Desta maneira, a indução de respostas de defesa em interações micorrizicas compatíveis ocorre de maneira atenuada, transitória e/ou extremamente localizada, contrastando com o que se observa em interações planta-patógeno ou mesmo em interações micorrizicas incompatíveis.

Uma possível explicação para os mecanismos de supressão das defesas vegetais em micorrizas arbusculares seria a existência de uma molécula supressora.
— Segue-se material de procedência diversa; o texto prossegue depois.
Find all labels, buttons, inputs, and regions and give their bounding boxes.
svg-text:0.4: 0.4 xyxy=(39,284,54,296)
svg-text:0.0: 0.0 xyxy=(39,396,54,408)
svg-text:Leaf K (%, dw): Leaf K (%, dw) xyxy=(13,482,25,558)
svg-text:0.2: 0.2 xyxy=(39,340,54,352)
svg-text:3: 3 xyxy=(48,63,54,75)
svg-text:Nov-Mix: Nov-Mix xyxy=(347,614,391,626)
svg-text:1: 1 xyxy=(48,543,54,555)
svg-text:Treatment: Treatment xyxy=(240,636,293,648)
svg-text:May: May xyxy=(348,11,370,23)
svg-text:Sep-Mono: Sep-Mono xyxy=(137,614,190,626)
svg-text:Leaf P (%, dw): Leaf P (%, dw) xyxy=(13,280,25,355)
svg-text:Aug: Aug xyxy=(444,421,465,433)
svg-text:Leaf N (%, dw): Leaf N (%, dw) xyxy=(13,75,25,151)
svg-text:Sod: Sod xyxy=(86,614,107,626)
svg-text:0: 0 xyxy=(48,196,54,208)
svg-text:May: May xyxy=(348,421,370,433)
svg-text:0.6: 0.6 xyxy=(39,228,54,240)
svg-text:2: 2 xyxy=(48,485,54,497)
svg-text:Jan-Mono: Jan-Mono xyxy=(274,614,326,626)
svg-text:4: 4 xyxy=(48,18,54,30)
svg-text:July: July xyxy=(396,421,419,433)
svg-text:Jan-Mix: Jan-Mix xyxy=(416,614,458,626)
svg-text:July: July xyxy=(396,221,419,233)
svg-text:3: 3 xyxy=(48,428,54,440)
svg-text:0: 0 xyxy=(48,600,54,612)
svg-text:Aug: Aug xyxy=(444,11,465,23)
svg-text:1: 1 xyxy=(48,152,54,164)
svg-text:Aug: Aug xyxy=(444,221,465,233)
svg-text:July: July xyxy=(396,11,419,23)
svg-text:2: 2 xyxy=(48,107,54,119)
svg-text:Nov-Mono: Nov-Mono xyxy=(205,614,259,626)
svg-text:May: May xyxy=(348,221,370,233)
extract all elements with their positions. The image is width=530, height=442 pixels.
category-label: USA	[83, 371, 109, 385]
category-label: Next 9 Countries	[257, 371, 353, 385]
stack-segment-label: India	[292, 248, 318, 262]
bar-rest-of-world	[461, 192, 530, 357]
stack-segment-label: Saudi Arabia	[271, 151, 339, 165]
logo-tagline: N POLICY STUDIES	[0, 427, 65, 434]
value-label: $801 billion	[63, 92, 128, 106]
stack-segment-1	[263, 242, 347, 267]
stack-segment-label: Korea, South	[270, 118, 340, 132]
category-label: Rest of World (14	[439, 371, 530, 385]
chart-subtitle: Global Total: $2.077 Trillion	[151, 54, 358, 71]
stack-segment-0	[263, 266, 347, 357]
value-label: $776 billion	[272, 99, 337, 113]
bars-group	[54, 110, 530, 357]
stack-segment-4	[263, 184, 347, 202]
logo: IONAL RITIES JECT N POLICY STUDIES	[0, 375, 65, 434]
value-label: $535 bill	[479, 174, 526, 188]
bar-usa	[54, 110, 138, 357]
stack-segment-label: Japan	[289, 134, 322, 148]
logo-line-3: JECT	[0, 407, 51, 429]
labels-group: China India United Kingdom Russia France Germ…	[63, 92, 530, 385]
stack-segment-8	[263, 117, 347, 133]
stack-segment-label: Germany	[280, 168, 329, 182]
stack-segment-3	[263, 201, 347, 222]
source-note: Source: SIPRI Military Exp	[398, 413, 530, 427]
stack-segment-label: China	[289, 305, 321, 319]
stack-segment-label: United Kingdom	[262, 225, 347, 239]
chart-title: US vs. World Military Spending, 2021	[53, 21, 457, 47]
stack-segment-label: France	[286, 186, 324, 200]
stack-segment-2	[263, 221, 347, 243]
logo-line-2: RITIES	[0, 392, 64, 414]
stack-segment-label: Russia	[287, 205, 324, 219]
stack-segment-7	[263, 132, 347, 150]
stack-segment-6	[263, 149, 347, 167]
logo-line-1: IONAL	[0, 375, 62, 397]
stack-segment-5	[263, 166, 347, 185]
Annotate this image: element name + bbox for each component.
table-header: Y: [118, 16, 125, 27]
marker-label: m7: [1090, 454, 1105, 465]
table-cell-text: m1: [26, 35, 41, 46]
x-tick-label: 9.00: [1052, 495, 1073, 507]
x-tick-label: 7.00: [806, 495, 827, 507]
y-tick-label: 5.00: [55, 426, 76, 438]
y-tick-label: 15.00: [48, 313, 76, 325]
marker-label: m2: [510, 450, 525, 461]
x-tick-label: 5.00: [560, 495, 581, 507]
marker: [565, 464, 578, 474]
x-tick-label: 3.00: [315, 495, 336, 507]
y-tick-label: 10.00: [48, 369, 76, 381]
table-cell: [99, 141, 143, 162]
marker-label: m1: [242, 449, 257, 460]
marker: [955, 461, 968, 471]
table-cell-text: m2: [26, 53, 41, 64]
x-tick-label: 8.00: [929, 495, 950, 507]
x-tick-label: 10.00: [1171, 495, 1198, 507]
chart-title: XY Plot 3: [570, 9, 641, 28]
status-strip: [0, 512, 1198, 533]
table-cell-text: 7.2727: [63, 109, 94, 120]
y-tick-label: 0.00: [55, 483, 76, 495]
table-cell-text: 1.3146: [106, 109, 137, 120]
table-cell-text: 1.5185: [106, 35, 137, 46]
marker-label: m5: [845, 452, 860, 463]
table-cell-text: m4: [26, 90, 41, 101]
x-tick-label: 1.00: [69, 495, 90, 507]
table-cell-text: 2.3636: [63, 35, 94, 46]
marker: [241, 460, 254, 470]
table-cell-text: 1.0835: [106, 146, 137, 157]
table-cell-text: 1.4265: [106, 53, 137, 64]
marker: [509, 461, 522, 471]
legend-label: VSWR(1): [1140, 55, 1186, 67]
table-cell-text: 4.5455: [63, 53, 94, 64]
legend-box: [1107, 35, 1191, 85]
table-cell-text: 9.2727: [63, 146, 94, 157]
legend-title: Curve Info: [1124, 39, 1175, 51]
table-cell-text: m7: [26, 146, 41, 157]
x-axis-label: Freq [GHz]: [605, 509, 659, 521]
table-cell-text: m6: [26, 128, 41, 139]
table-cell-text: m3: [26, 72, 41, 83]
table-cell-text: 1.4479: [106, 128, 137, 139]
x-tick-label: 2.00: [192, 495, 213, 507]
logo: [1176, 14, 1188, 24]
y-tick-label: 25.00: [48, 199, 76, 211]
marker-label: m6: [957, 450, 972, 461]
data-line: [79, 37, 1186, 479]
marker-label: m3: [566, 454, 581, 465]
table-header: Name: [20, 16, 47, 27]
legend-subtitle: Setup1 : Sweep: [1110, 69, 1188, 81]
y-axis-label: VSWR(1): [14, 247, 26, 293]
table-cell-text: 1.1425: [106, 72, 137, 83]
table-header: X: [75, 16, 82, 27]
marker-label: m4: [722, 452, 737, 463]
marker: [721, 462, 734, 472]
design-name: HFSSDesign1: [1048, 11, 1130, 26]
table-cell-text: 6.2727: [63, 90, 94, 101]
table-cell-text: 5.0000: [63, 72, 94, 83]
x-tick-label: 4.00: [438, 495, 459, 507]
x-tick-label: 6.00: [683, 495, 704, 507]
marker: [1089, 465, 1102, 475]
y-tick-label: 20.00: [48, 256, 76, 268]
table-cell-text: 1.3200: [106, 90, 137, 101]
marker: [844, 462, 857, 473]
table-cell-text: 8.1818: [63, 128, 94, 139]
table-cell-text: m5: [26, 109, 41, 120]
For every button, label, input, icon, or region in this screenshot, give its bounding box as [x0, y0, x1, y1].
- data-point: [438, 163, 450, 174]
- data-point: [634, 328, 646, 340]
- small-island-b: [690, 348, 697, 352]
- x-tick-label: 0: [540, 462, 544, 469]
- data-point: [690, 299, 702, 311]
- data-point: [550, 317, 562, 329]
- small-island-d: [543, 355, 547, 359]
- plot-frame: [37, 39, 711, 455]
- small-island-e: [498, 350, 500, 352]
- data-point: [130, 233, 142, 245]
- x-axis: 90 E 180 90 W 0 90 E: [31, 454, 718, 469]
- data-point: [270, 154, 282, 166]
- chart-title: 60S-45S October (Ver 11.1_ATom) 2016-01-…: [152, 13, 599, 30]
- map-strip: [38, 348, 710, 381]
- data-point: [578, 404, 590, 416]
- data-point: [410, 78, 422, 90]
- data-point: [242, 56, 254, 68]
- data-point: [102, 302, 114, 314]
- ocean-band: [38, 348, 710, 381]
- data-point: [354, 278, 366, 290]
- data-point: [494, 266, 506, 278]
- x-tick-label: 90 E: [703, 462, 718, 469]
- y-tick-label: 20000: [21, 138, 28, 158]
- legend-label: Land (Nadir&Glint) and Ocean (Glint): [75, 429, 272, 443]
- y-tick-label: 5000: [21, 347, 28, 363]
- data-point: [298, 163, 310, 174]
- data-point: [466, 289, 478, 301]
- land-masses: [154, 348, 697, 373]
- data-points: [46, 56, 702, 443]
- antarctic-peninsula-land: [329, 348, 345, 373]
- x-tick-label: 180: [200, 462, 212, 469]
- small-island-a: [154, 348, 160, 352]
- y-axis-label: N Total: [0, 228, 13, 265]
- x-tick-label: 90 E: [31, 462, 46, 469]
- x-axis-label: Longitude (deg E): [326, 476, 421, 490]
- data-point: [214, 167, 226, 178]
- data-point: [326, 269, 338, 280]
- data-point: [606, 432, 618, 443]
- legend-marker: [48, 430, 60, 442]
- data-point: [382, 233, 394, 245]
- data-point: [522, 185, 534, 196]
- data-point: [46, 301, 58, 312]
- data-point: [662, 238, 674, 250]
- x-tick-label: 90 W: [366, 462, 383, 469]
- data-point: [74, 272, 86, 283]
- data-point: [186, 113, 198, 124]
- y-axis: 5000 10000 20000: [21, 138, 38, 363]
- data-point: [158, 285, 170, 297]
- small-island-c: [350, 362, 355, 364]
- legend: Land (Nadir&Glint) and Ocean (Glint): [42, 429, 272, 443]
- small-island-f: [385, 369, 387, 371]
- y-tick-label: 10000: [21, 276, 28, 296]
Entre os compostos vegetais que poderiam ser responsáveis por estes mecanismos de supressão, estão os fitohonnônios, uma vez que os mesmos são capazes de regular a expressão de certos genes de defesa e têm sua concentração alterada durante o estabelecimento da simbiose (Lambais & Mehdy, 1993; Lambais & Mehdy, 1995). Uma outra possibilidade seria a indução de um supressor fúngico, uma vez que este tipo de molécula já foi identificada em certos microrganismos patogênicos. Este supressor seria induzido no fungo pelos produtos dos genes vegetais relacionados à simbiose (Lambais & Mehdy, 1993; Lambais & Mehdy, 1995).

Fatos conclusivos sobre a existência de uma mólecula supressora do sistema de defesa vegetal assim como da influência dos hormônios vegetais na sua regulação, poderiam ser obtidos a partir da clonagem dos genes preferencialmente modulados durante o desenvolvimento da simbiose.